December 11, 2011
By Misha Galperin
Much has been written about the recent, ill-fated advertisement campaign of Israel’s Ministry of Absorption. It has been said that the ads were insensitive, hard core, and offensive. I doubt the authors of the campaign intended to insult the American Jewish community. They were certainly focused on the Israelis living in North America, though they did use a heavy-handed tactic to get their attention and influence them to return home. One thing is for certain regarding this campaign that was ultimately canceled by the Israeli government – it struck a sensitive chord.
Whether or not these ads were successful in their attempt to scare Israelis back to Israel is yet to be seen, but the ads were not smart because they made incorrect assumptions that are reminiscent of an earlier age when Jewish life abroad was all but dismissed by many Israelis. Even as recently as a few years ago, A. B. Yehoshua made comments to the AJC in which he said that the only place for a Jew to be truly Jewish was in Israel. I criticized those comments then for short-sightedness as I criticize this ad campaign now for the same reason.
The underlying assumption in this campaign was that if you live in America, you are likely to lose your Jewish identity and connection to Israel. The assumption is incorrect as there clearly has been and is vibrant Jewish life outside of Israel. And, in fairness, while Aliyah from North America is at a 38 year high with some 4,000 people making the move in 2010, we are living in times where the vast majority of Jews around the world who are making Aliyah are doing so out of choice and of a powerful calling, not because they are running away. The “pull” factors are the defining reasons for Aliyah, not the “push” factors.
In North America, there has no doubt been a very worrisome, steady decline in terms of the connection of Jews to Israel and to Jewish people. The numbers are frightening. Some say that hundreds a day are lost to the larger community due to assimilation. The last population study – NJPS of 2001 – put the number of Jews in North America at about the same as the study of ten years before. Many Jews are detaching themselves from the Jewish collective.
This phenomenon is not limited to North America. The fraying of the delicate fabric of the Jewish collective is happening all over the world. Including Israel. There too, there is a similar distancing from Jewish roots by many Israelis. There is a lack of feeling part of a single Jewish global collective. There is not enough of an understanding of how the Jewish communities function in the Diaspora. That was reflected, albeit unintentionally, in the ad campaign.
It is exactly to counter this phenomenon that the Jewish Agency has dedicated its renewed efforts and adopted a new strategic plan. The timeless vision of the Jewish Agency – to ensure the future of a connected, committed, global Jewish People with a strong Israel at its center – has not changed. Neither has the Agency’s commitment to Aliyah of rescue to (more than 60,000 Jews are living at risk around the world) or to facilitating and encouraging Aliyah for those who chose to make Israel their home. But the mission has evolved. The Agency’s focus today is to strengthen the connection of Jews to their heritage, people and land. The connection to Israel – the State and the global Jewish people – must be an integral component of Jewish identity. There is a symbiotic relationship between the people of Israel and the State of Israel. As The Agency’s Chairman Natan Sharansky is fond of saying: Israel needs a strong Jewish Diaspora and the Diaspora needs a strong Israel.
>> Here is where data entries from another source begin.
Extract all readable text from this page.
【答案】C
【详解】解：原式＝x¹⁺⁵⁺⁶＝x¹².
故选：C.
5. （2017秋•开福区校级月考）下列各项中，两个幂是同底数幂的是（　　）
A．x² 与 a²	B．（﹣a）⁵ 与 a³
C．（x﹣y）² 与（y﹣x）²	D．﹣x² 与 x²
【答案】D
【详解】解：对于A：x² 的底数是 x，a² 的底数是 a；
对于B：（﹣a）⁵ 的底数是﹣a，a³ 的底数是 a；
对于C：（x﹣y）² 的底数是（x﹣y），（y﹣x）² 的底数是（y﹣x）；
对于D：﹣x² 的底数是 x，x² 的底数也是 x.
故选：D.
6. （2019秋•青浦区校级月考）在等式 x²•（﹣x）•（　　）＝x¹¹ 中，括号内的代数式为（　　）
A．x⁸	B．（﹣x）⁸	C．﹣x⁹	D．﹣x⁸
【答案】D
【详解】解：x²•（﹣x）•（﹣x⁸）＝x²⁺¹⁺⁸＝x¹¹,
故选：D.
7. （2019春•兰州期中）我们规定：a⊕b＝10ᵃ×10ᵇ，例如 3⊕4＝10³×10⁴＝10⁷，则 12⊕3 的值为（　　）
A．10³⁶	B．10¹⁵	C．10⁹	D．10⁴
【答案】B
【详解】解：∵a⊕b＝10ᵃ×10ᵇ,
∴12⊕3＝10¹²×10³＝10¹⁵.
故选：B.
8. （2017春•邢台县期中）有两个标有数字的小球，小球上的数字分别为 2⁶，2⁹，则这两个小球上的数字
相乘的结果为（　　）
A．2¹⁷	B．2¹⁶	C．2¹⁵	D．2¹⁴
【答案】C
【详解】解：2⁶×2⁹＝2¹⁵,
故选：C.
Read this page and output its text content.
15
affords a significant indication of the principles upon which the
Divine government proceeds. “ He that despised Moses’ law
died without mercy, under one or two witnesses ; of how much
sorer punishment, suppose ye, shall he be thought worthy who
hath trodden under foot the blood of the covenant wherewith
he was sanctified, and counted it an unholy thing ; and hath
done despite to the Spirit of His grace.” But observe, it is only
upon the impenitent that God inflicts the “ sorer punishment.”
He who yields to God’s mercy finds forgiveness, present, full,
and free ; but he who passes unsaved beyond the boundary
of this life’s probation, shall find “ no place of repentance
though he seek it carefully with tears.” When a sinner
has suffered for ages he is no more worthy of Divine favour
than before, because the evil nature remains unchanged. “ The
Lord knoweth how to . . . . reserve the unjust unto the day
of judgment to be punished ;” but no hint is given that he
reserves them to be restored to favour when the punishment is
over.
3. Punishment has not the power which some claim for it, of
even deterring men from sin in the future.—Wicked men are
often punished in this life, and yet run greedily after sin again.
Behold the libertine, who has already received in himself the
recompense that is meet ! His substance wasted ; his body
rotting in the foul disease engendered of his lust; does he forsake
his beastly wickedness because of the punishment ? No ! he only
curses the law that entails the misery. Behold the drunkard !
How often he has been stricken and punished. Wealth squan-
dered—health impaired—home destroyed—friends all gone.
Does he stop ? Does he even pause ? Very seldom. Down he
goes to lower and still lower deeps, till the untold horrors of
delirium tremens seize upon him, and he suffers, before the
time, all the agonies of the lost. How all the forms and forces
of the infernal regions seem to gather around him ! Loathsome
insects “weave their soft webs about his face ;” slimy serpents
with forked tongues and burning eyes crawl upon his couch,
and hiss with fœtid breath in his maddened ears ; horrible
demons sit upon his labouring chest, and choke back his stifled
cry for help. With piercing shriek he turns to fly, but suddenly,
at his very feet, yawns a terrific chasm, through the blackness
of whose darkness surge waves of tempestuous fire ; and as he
Ensuring that our young people experience Israel in a significant and personal way is critical in making this relationship a reality. Research clearly demonstrates that the more significant one’s Israeli experience, the stronger one’s connection is to Judaism, to the Jewish community and to Israel. It is also vital to bring Israel to local communities. As an example, each year thousands of young Israelis are sent as educators – shlichim – to work in communities, college campuses, youth movements, summer camps, and more. These young Israelis, who come to North America representing the genuine Israel, often find themselves representing the American Jewish community when they return home. We have heard it said on many occasions that they come to North America as Israelis and return home as Jews. Their experience teaches them the importance of the global Jewish collective of which they now feel a vital part. They get the symbiotic relationship.
If nothing else emerges from the ad campaign episode, what should be remembered is the importance of the Jewish collective, that we are all one people – as stiff-necked and quarrelsome as we often are – whose mutual commitment to each other, wherever we may be, and to the well being and future of the State of Israel, is critical to securing the future of the Jewish people.
Misha Galperin is President, International Development Jewish Agency for Israel.